Kollege Spitzensportler: Chancen für Wirtschaft und Athleten

Eine aktuelle Studie der EBS Universität in Wiesbaden belegt ein hohes Potential von Spitzensportlern für die zweite Karriere in der Geschäftswelt.

Vom Spitzensportler zum erfolgreichen Geschäftsmann: Frank Busemann, Silbermedaillengewinner im Zehnkampf von Atlanta 1996, demonstriert, wie man auch im Anzug jede Hürde nimmt. Foto: picture-alliance
Vom Spitzensportler zum erfolgreichen Geschäftsmann: Frank Busemann, Silbermedaillengewinner im Zehnkampf von Atlanta 1996, demonstriert, wie man auch im Anzug jede Hürde nimmt.

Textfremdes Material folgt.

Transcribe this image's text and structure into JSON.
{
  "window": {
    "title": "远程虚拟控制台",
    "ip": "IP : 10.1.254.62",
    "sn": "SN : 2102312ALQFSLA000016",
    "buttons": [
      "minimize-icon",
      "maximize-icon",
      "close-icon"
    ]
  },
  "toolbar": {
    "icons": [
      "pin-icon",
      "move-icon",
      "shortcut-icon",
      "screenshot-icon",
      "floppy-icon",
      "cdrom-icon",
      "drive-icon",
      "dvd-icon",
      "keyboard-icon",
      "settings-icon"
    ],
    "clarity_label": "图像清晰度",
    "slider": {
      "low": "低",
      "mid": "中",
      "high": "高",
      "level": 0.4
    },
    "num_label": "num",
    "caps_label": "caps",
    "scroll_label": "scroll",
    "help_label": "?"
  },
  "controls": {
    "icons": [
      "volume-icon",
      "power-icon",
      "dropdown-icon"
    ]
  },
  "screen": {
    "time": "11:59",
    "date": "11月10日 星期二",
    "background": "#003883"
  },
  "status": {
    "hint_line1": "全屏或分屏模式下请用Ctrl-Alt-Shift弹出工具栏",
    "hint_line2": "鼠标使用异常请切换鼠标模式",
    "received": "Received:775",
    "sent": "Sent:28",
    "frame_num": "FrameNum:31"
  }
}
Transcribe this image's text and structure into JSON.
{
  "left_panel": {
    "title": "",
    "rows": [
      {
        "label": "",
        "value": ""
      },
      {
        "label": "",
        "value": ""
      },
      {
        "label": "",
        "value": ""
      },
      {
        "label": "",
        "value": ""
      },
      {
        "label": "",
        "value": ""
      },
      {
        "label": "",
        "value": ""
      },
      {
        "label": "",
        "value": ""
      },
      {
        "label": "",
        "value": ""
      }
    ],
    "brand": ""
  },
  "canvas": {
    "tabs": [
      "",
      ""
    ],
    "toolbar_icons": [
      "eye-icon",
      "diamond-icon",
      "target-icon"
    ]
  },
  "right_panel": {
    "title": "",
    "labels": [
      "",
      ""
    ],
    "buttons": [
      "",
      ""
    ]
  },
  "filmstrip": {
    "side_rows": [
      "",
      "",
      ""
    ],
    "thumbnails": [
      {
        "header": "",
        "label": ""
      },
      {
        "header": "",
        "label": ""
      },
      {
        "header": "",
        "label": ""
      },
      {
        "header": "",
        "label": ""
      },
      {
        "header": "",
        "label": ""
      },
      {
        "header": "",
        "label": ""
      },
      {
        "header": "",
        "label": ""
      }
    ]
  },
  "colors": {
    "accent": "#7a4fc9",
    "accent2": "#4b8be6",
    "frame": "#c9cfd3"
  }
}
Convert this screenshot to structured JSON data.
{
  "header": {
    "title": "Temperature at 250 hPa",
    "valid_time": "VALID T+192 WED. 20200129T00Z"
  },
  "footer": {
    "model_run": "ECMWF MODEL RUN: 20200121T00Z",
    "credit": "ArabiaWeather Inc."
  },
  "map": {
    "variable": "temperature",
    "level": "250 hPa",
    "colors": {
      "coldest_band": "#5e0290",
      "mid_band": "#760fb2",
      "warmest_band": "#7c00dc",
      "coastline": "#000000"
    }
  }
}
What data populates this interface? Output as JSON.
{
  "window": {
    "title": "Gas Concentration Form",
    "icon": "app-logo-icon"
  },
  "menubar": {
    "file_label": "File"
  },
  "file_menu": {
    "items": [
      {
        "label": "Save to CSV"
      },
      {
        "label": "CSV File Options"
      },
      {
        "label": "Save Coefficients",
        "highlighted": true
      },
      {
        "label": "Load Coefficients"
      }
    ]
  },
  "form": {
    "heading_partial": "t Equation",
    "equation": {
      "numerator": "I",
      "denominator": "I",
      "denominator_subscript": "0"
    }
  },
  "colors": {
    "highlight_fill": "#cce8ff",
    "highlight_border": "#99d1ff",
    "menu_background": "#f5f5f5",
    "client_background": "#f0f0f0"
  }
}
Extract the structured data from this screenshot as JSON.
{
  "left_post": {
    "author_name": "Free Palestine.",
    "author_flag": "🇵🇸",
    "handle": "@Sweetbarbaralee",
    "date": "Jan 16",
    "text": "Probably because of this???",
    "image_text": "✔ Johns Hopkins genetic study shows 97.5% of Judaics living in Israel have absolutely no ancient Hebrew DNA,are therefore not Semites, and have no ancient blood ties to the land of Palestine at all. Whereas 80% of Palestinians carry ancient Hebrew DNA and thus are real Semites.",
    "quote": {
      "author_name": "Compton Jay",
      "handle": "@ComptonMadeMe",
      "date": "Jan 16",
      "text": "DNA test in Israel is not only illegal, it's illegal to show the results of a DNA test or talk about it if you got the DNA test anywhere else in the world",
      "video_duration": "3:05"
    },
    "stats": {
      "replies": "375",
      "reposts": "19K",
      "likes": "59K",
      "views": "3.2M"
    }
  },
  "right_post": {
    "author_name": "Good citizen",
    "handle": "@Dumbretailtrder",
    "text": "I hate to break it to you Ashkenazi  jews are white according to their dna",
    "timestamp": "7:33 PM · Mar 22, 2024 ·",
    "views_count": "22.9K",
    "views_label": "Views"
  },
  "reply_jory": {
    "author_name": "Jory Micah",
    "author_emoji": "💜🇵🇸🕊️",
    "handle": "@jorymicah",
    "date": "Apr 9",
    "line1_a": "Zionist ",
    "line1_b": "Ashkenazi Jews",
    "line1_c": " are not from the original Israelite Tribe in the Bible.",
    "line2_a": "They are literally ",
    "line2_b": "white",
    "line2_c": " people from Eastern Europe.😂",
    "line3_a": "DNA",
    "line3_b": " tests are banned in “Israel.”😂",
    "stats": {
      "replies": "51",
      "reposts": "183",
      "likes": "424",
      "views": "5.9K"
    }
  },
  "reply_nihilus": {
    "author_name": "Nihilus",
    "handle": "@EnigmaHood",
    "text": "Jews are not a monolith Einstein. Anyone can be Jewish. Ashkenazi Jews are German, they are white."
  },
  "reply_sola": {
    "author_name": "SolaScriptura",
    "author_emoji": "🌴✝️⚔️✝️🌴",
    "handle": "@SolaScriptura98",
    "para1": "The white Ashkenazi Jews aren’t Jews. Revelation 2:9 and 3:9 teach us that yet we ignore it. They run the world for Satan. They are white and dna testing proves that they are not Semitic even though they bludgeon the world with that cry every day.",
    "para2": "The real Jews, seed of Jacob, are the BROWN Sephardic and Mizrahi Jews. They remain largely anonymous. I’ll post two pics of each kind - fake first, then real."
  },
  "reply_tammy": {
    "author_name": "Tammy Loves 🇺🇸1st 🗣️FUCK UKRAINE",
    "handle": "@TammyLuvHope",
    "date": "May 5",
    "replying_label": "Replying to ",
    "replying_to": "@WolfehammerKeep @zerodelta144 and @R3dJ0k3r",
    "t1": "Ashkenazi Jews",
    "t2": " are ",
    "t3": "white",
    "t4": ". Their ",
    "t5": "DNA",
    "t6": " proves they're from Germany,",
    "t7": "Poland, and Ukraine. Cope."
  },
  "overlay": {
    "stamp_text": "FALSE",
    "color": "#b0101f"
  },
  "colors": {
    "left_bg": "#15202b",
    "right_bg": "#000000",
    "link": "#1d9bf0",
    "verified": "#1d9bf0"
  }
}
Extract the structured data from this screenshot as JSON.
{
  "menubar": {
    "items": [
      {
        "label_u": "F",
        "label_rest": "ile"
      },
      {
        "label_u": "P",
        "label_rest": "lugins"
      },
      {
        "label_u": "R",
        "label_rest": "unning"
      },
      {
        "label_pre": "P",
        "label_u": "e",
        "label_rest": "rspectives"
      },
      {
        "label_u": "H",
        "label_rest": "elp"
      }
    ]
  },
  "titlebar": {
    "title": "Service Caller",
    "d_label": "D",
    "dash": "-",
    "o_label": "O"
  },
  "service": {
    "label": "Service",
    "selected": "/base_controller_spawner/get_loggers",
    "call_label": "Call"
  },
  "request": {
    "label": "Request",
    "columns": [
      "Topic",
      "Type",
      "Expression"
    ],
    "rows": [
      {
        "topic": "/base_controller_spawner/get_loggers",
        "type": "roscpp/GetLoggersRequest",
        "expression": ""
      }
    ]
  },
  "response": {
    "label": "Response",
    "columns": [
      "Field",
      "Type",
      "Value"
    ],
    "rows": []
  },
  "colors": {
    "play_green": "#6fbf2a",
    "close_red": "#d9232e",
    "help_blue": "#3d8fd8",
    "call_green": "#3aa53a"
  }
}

Foto: picture-alliance

Aus der vom Institute for Sports, Business & Society (ISBS) an der EBS Universität für Wirtschaft und Recht herausgegebenen Studie "Kollege Spitzensportler: Chancen für Wirtschaft und Athleten" geht hervor, dass von der Deutschen Sporthilfe geförderte Spitzensportler im Vergleich zu Fachkräften in Deutschland überdurchschnittliche Werte hinsichtlich Engagement/Leistungsmotivation, Disziplin und Stabilität aufweisen, die für den Aufstieg in einem Unternehmen äußerst förderlich sein können. Doch die ausgeprägten Persönlichkeitsmerkmale können im Beruf Fluch und Segen zugleich sein. Die für Spitzensportler ermittelten extrem hohen Werte im Bereich Disziplin (Planungsorientierung, Sorgfalt, Analyseorientierung) schaffen Gewissheit, dass ihnen anspruchsvolle und fordernde Tätigkeiten in Unternehmen bedenkenlos anvertraut werden können. Hohe Disziplin deutet aber auch auf ein ausgeprägtes persönliches Sicherheitsbedürfnis und niedrige Toleranz für Ambiguitäten z.B. bei Veränderungsprozessen hin. Starkes Engagement (Wettbewerbsorientierung, Leistungsanspruch, Karriereorientierung) hilft Spitzensportlern einerseits im Job, sie kann aber auch hinderlich sein, wenn sie davon abhält, auf dem Weg zum Ziel nach links und rechts zu schauen, oder wenn Spitzensportler zu hohe Leistungsansprüche an Kollegen und Mitarbeiter stellen.

Der Vergleich der gesamten Stichprobe mit einer repräsentativen Auswahl von deutschen Fachkräften zeigt zudem deutlich auf, dass Spitzensportler im Bereich Sozialkompetenz gleichauf mit den Fachkräften liegen. Für Dominanz (Durchsetzungsfähigkeit, Unabhängigkeit, Konfliktbereitschaft) und Kooperation (Teamorientierung, Kompromissbereitschaft, Integrationsfähigkeit) liegen die Werte der Spitzensportler im Durchschnitt allerdings unterhalb derer für Fachkräfte.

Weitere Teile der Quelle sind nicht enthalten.